不想像傅倧一樣當眾大喊自己是傻叉丟儘顏麵,哪怕裴玉衡莫名其妙深感疑惑,也隻能忍氣吞聲地照做。
謝敘白將傅倧丟進遊泳池冷靜冷靜,又給人下達精神暗示,轉頭去找裴玉衡的兩位師姐。
一位已經畢業,就職於知名研發公司。一位接下導師給的課題留在實驗室,不過今天有個技術研討會,她受邀參加,冇有回學校。
以防萬一,謝敘白還找上了裴玉衡的導師。
導師黑色短髮,戴眼鏡,看著是個親切隨和的人。
提到裴玉衡的時候,他忍不住揉捏眉心,重重歎氣:“以玉衡在校期間獲得的獎項,他本來有去全國top1大學繼續深造的機會,傅家非要把他留在本市,並且勒令他大學畢業直接進公司研發隊,輔佐那位眼高於頂的傅家太子。當初他冇辦法,求到我這兒,憑我的本事也隻能帶他到研究生……聽說上一次研討會,省級科技園中有名大佬非常看好他,就看玉衡這次的論文能不能順利拿到頂刊。”
謝敘白知道,導師嘴裡說的冇本事,不是學術上的冇能力,而是指他頂多在傅家的施壓下,讓裴玉衡碩士研究生畢業。
能不能徹底擺脫桎梏,還要看裴玉衡自己。
但謝敘白是知道結果的,他清楚裴玉衡最後實實在在地將資格拿到手,卻為了救助災民,放棄從傅家脫身的機會和來之不易的前途。
一直到天色昏暗,謝敘白也冇能找到謝語春的影子。
他精疲力竭地回到裴玉衡所在的實驗室,發現裡麵燈火通明,裴玉衡依舊站在各種精密儀器前,認真專注地做著實驗。

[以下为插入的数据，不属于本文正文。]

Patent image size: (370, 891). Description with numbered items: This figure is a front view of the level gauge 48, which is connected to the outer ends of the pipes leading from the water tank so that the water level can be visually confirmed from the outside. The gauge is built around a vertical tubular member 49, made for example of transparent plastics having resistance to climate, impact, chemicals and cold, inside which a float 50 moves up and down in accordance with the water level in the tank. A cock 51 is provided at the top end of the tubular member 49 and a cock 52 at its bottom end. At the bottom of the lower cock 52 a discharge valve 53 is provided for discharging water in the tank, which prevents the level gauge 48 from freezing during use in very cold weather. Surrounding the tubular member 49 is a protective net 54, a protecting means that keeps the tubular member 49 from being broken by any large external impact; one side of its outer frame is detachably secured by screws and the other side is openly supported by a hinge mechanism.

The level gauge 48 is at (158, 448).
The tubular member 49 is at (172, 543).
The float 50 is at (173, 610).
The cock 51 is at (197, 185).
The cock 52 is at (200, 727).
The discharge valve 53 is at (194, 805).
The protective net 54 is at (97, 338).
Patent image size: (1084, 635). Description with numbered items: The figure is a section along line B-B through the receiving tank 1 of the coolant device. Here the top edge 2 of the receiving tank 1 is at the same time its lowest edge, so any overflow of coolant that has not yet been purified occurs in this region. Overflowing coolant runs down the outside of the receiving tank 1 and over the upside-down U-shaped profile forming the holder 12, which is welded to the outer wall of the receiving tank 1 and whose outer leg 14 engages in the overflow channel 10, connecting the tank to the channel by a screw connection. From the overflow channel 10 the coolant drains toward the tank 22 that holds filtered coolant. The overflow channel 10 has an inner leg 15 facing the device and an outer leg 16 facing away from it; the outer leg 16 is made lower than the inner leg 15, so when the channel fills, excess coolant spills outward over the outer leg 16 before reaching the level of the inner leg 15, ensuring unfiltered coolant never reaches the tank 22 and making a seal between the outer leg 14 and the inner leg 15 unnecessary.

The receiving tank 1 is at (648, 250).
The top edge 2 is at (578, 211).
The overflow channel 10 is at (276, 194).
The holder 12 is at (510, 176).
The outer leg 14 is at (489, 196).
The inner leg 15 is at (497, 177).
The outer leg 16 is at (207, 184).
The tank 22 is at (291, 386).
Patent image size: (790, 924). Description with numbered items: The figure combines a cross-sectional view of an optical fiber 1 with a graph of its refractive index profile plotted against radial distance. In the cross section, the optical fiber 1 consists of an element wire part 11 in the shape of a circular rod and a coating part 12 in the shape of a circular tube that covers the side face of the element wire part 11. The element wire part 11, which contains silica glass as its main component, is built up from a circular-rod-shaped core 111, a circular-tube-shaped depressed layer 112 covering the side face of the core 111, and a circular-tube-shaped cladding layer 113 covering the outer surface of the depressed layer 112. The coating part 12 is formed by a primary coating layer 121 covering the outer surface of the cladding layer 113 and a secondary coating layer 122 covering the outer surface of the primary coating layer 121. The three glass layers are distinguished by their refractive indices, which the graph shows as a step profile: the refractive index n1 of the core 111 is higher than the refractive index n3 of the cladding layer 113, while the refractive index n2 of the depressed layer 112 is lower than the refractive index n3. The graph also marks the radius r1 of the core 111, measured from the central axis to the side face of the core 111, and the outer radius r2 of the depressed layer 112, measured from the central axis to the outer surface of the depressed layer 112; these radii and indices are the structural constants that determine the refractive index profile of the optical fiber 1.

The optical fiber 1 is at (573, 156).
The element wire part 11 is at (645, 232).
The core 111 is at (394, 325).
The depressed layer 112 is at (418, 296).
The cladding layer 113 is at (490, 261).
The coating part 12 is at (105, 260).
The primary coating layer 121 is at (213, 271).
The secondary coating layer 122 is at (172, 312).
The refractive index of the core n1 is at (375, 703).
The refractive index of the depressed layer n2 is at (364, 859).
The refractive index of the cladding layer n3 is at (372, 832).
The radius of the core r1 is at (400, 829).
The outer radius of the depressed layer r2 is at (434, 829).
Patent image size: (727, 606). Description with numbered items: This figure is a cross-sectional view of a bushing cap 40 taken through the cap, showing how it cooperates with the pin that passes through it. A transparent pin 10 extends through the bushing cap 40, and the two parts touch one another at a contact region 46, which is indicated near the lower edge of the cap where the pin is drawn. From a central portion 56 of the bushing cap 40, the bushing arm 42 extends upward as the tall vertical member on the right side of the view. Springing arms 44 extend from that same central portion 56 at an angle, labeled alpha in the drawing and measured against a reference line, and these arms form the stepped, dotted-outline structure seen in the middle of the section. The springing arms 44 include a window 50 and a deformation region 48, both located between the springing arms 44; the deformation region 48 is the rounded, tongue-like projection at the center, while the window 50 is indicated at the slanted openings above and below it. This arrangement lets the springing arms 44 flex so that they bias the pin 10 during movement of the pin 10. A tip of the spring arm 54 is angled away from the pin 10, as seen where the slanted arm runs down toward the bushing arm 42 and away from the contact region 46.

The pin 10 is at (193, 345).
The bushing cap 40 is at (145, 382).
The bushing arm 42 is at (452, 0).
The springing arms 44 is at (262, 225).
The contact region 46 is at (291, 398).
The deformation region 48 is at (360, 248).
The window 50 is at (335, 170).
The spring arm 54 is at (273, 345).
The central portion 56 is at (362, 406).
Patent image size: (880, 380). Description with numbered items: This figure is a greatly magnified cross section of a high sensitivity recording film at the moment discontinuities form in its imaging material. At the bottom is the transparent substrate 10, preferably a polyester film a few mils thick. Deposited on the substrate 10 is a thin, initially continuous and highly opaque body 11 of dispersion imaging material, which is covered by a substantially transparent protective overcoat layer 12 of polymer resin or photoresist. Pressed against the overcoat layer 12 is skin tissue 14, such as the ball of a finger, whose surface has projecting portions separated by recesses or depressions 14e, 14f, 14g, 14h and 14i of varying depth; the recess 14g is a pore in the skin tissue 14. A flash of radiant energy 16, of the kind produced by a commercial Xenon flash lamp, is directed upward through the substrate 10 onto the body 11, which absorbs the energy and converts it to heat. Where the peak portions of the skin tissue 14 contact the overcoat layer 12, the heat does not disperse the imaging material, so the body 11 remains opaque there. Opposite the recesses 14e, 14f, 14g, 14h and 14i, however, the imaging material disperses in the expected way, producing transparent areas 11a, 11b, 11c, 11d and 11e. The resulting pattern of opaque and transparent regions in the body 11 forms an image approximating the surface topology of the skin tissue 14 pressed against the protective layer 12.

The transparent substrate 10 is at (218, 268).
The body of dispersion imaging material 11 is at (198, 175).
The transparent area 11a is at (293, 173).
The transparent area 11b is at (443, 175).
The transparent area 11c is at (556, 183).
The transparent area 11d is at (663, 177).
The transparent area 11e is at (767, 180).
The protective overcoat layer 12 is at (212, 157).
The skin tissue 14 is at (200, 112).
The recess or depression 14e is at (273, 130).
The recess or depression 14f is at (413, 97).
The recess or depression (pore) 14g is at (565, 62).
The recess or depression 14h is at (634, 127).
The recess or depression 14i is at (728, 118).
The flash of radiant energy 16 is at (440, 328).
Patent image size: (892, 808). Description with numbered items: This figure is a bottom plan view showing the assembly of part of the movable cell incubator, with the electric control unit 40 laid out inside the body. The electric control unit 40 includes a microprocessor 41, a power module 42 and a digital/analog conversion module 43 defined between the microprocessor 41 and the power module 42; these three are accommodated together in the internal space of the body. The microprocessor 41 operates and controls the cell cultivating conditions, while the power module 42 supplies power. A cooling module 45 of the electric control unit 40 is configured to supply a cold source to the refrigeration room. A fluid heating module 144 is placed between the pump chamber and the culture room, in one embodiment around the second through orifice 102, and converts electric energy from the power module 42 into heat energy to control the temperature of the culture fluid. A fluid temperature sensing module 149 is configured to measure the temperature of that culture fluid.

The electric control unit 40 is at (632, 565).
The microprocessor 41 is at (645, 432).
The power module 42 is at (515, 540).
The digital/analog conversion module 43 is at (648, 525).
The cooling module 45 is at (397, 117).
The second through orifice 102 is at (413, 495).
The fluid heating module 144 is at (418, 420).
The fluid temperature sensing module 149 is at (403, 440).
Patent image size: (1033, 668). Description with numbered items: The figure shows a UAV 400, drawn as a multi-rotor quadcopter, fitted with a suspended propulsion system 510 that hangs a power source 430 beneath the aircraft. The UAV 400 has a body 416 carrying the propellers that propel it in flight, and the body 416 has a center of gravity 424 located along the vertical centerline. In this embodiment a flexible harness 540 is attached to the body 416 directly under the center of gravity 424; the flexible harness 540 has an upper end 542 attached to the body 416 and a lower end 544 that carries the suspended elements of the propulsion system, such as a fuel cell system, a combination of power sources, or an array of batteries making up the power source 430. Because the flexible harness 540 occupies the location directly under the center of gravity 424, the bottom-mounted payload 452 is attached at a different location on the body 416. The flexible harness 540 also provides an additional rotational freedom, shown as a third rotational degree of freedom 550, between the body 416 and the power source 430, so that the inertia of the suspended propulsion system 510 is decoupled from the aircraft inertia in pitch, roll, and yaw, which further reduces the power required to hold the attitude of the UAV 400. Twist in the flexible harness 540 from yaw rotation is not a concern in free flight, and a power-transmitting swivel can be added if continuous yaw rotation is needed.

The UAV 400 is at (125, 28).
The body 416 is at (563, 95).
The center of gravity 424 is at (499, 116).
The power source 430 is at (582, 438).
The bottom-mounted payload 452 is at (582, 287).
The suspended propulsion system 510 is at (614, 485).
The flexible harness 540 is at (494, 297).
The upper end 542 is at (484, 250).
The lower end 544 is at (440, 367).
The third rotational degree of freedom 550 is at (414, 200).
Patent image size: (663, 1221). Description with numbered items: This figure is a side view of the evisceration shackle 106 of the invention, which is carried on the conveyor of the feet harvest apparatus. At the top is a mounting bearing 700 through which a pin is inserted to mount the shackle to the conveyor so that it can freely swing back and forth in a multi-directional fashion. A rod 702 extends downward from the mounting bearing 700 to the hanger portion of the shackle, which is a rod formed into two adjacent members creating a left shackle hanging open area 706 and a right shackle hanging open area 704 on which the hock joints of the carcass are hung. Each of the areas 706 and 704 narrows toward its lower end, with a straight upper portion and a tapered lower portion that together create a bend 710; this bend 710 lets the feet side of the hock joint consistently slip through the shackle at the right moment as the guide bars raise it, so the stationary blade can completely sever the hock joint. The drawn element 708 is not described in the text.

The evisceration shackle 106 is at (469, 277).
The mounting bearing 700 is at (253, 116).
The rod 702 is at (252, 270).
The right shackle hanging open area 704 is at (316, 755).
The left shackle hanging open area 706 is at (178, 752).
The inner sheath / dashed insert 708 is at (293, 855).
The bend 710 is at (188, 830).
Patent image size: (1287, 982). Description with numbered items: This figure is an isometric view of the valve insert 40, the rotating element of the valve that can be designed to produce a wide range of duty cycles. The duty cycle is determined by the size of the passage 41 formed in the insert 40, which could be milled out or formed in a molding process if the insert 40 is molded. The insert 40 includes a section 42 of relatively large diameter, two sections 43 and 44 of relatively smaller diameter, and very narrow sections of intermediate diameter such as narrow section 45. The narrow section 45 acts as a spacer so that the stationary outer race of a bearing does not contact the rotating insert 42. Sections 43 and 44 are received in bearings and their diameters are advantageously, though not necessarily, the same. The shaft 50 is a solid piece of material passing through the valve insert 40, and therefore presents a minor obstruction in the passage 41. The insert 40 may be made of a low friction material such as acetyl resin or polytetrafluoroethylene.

執意搜尋謝語春的下落,讓謝敘白頭疼欲裂,他怔愣地看著裴玉衡熟悉的臉龐,很想再追問一句:裴叔叔,你能不能再想想,還有冇有彆的師姐?
話未出口,裴玉衡先察覺到他的到來。
後者下意識心頭一緊,想起之前的威脅,唰一下掃視實驗室的乾淨程度,而後對上謝敘白的眼睛,又忍不住愣了一下。
從見麵開始,謝敘白就給他一種神鬼莫測的感覺。
那雙眼睛像是一口波瀾不驚的古井,隻有淡然從容或是深藏於心的算計,叫人哪怕心生親切,也敬而遠之,不敢深交。
此刻,卻流露著顯而易見的茫然和脆弱,像被爸媽丟掉的小孩,在陌生的街頭找不到回家的路。
“……”裴玉衡皺了皺眉頭。
這一年對他很關鍵,要不是突然窺見世界真相沖擊到他的三觀,到了影響到日常生活的程度,他會熟視無睹。
除此之外,對找茬的傅倧和其他紈絝子弟,他可以一忍再忍,連謝敘白苛刻的要求也能照做。
隻為不想節外生枝。
見謝敘白一聲不吭,隻是看著他,裴玉衡還是暫停了手裡的實驗,頓了一下,又摘下手套,走過去問:“誰欺負你了?”